Sunshine Recorder

Guy Debord on the Spectacle

The Society of the Spectacle offered in 1967 an eerily accurate portrait of our image-saturated, mediated times.

“In societies where modern conditions of production prevail, all life presents as an immense accumulation of spectacles. Everything that was directly lived has moved away into a representation.”

With echoes of the most rapier-like prose written by Marx and Engels (eg “The history of all hitherto existing society is the history of class struggles”), so begins Guy Debord’s The Society of the Spectacle, the treatise on the modern human condition he published in 1967. It quickly came to be seen as the set text of the Parisian événements of the following year, and has long since bled into the culture via no end of people, from the Sex Pistols to the Canadian troublemakers who call themselves Adbusters.

Its title alone is now used as shorthand for the image-saturated, comprehensively mediated way of life that defines all supposedly advanced cultures: relative to what Debord meant by it, the term usually ends up sounding banal, but the frequency with which it’s used still speaks volumes about the power of his insights. Put another way, there are not many copyright-free monographs associated with arcane leftist sects that predicted where western societies would end up at 40 years’ distance, but this one did exactly that.

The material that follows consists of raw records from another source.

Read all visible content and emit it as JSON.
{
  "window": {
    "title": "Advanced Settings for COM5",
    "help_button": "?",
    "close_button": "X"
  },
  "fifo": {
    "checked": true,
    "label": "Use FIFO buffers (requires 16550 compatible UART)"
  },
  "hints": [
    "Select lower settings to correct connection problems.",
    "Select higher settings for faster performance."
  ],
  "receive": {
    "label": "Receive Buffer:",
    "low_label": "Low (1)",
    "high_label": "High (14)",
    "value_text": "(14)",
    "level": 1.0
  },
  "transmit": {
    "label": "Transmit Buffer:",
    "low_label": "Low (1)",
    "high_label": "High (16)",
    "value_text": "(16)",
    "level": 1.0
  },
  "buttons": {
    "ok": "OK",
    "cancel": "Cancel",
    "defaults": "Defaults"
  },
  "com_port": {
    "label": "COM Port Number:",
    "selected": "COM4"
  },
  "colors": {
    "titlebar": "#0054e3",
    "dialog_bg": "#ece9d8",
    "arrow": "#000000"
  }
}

The Society of the Spectacle maps out some aspects of the 21st century directly: not least, so-called celebrity culture and its portrayal of lives whose freedom and dazzle suggest almost the opposite of life as most of us actually live it. Try this: “As specialists of apparent life, stars serve as superficial objects that people can identify with in order to compensate for the fragmented productive specialisations that they actually live.” The book’s take on the driving-out of meaning from politics is also pretty much beyond question, as are its warnings about “purely spectacular rebellion” and the fact that at some unspecified point in the recent(ish) past, “dissatisfaction itself became a commodity” (so throw away that Che Guevara T-shirt, and quick).

But there are also very modern phenomena that fit its view of the world: when Debord writes about how “behind the masks of total choice, different forms of the same alienation confront each other”, I now think of social media, and the white noise of most online life. All told, the book is full of sentences that describe something simple, but profound: the way that just about everything that we consume – and, if we’re not careful, most of what we do – embodies a mixture of distraction and reinforcement that serves to reproduce the mode of society and economy that has taken the idea of the spectacle to an almost surreal extreme. Not that Debord ever used the word, but his ideas were essentially pointing to the basis of what we now know as neoliberalism.